Solo che Hume era convinto che Newton intendesse questo, cioè che la fisica non dà leggi necessarie, ma si basa su esperimenti ripetuti che confermano solo la ricorrenza di qualcosa ma non una legge necessaria e quindi la scienza si fonda sull'abitudine.

Se così fosse vuol dire che la gravità non sarà per sempre e un giorno ci sveglieremo volando. Tuttavia Newton si era preoccupato di fondare bene le sue leggi su spazio e tempo omogenei e per garantire questi doveva garantire l'esistenza di Dio, così è passato dalla fisica alla metafisica.

Kant certamente ha come modello Newton, ma a differenza di Newton usa un'altra strada, parla piuttosto di spazio e tempo come condizioni a priori della sensibilità e la causalità fa parte delle categorie dell'intelletto.

Prima dicevo però che il discorso di Kant può essere utile anche per la fisica quantistica, ma se consideriamo il fatto che la fisica quantistica pretenderebbe di conoscere una realtà che va ben oltre il campo della sensibilità, dovremmo concludere che quello che dico è sbagliato.

  Certamente il fisico più kantiano che possa esistere è Albert Einstein, lui era effettivamente un grande lettore di Kant, pensava la conoscenza della fisica proprio nei termini della conoscenza a priori di Kant, per di più della sua relatività diceva che era vera anche senza la prova dell'esperimento e questo conferma il suo essere kantiano.

Albert Einstein era contrario alla fisica quantistica nonostante lui fosse già molto oltre Newton. Einstein è stato forse l'ultimo fisico ad interessarsi veramente di filosofia, anche perché tentativi successivi come quello di Feynmann che aveva provato ad immischiarsi in un discorso su Whitehead all'università, non erano finiti tanto bene.

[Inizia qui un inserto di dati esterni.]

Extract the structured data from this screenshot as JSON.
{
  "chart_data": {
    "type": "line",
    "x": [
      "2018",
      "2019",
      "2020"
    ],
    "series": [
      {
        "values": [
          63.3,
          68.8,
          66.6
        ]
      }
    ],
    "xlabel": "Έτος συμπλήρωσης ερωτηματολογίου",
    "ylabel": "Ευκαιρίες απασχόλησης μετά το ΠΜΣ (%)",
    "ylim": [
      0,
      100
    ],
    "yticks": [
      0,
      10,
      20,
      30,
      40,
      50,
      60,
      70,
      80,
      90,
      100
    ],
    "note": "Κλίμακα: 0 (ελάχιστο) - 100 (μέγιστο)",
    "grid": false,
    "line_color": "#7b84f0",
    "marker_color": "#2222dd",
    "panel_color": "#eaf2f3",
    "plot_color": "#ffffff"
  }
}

Alcuni studenti avevano chiesto a Feynmann se secondo lui l'elettrone poteva essere un "oggetto essenziale" per come lo intende Whitehead, lui gli aveva chiesto se secondo loro poteva esserlo un "mattone" e dopo quella domanda è cominciato un polverone di discussioni di questi studenti su cosa fosse davvero un "oggetto essenziale" per Whitehead, se qualcosa di oggettivo, un'entità del linguaggio o altro.

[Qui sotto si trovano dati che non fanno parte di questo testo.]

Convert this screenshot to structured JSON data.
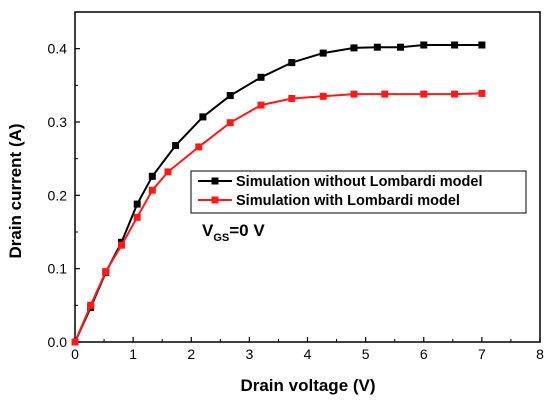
{
  "chart_data": {
    "type": "line",
    "title": "",
    "xlabel": "Drain voltage (V)",
    "ylabel": "Drain current (A)",
    "xlim": [
      0,
      8
    ],
    "ylim": [
      0,
      0.45
    ],
    "xticks": [
      0,
      1,
      2,
      3,
      4,
      5,
      6,
      7,
      8
    ],
    "xtick_labels": [
      "0",
      "1",
      "2",
      "3",
      "4",
      "5",
      "6",
      "7",
      "8"
    ],
    "yticks": [
      0.0,
      0.1,
      0.2,
      0.3,
      0.4
    ],
    "ytick_labels": [
      "0.0",
      "0.1",
      "0.2",
      "0.3",
      "0.4"
    ],
    "grid": false,
    "legend_position": "center-right",
    "annotation": {
      "main": "V",
      "sub": "GS",
      "rest": "=0 V"
    },
    "series": [
      {
        "name": "Simulation without Lombardi model",
        "color": "#000000",
        "marker": "square",
        "x": [
          0,
          0.27,
          0.53,
          0.8,
          1.07,
          1.33,
          1.73,
          2.2,
          2.67,
          3.2,
          3.73,
          4.27,
          4.8,
          5.2,
          5.6,
          6.0,
          6.53,
          7.0
        ],
        "y": [
          0.0,
          0.047,
          0.095,
          0.136,
          0.188,
          0.226,
          0.268,
          0.307,
          0.336,
          0.361,
          0.381,
          0.394,
          0.401,
          0.402,
          0.402,
          0.405,
          0.405,
          0.405
        ]
      },
      {
        "name": "Simulation with Lombardi model",
        "color": "#ff1a1a",
        "marker": "square",
        "x": [
          0,
          0.27,
          0.53,
          0.8,
          1.07,
          1.33,
          1.6,
          2.13,
          2.67,
          3.2,
          3.73,
          4.27,
          4.8,
          5.33,
          6.0,
          6.53,
          7.0
        ],
        "y": [
          0.0,
          0.05,
          0.096,
          0.132,
          0.17,
          0.207,
          0.232,
          0.266,
          0.299,
          0.323,
          0.332,
          0.335,
          0.338,
          0.338,
          0.338,
          0.338,
          0.339
        ]
      }
    ]
  }
}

Alla fine deve essere finito tutto nel dubbio più totale, il quale deve aver dato una pessima impressione della filosofia a Feynmann.

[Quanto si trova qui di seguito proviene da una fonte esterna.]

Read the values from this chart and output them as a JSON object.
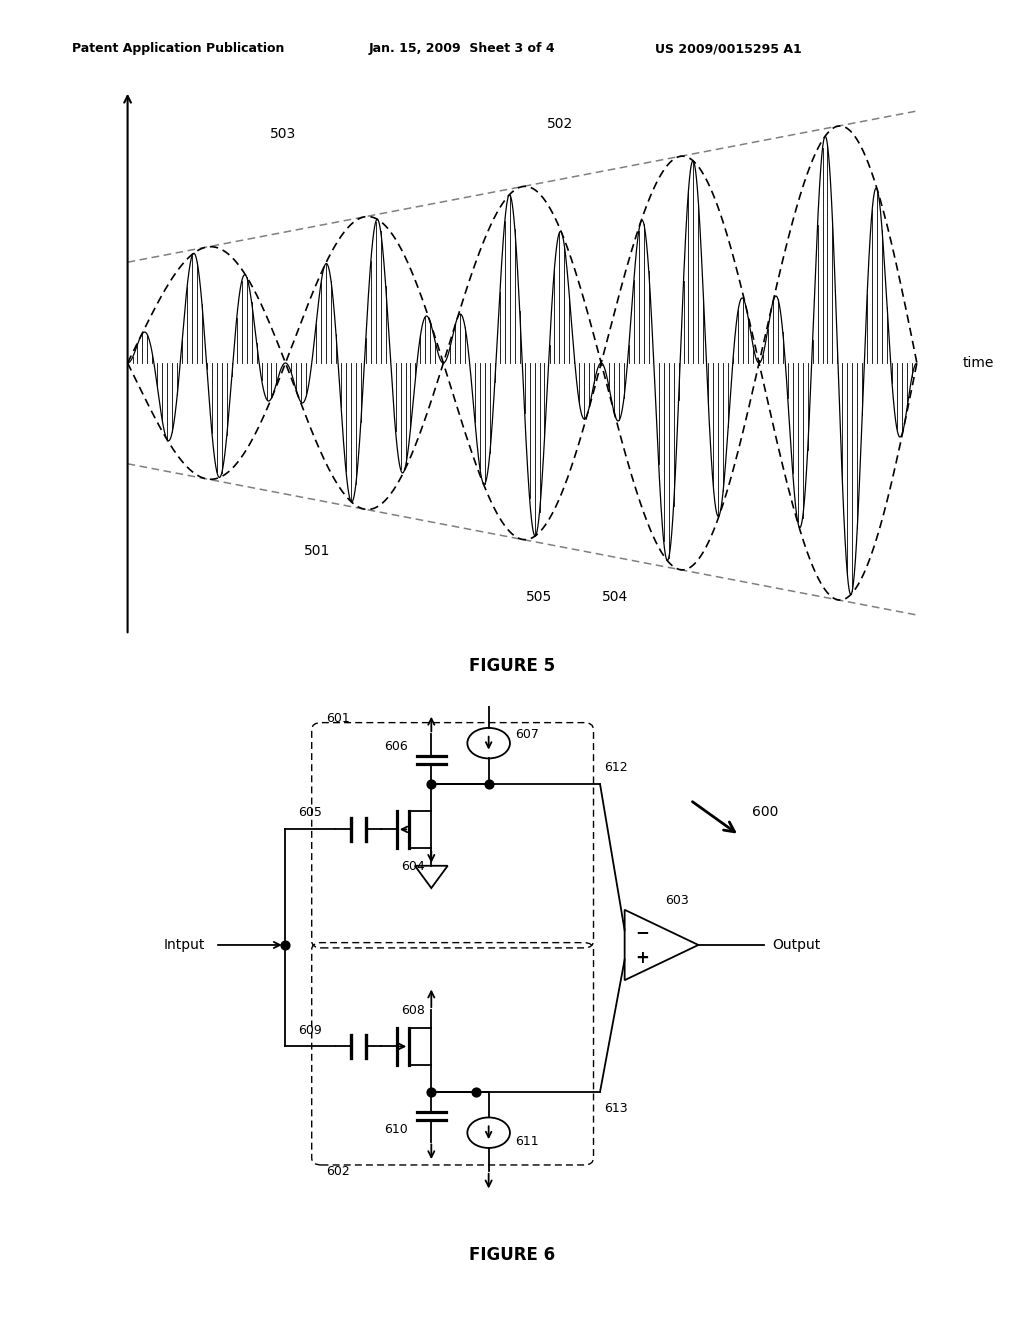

Kant tuttavia delinea un campo che è quello del fenomeno, la fisica quantistica assume questo come dato, ovvero assume già il fatto che la realtà così come la vediamo è ciò che è dato ai nostri sensi o ciò che ci appare.

Tuttavia se si vuole trovare il punto veramente comune tra il pensiero di Kant e la fisica quantistica, basterebbe semplicemente dare uno sguardo al modello dell'empirismo trascendentale di Gilles Deleuze. Dopo tutto Deleuze è partito da Kant.

In opere come “Differenza e ripetizione” cerca semplicemente di capire come possa da un mondo di totale caos, un mondo dionisiaco, di puro caso ed indeterminismo darsi il mondo che noi vediamo e quindi costruirsi per risonanza un soggetto e un oggetto individuali.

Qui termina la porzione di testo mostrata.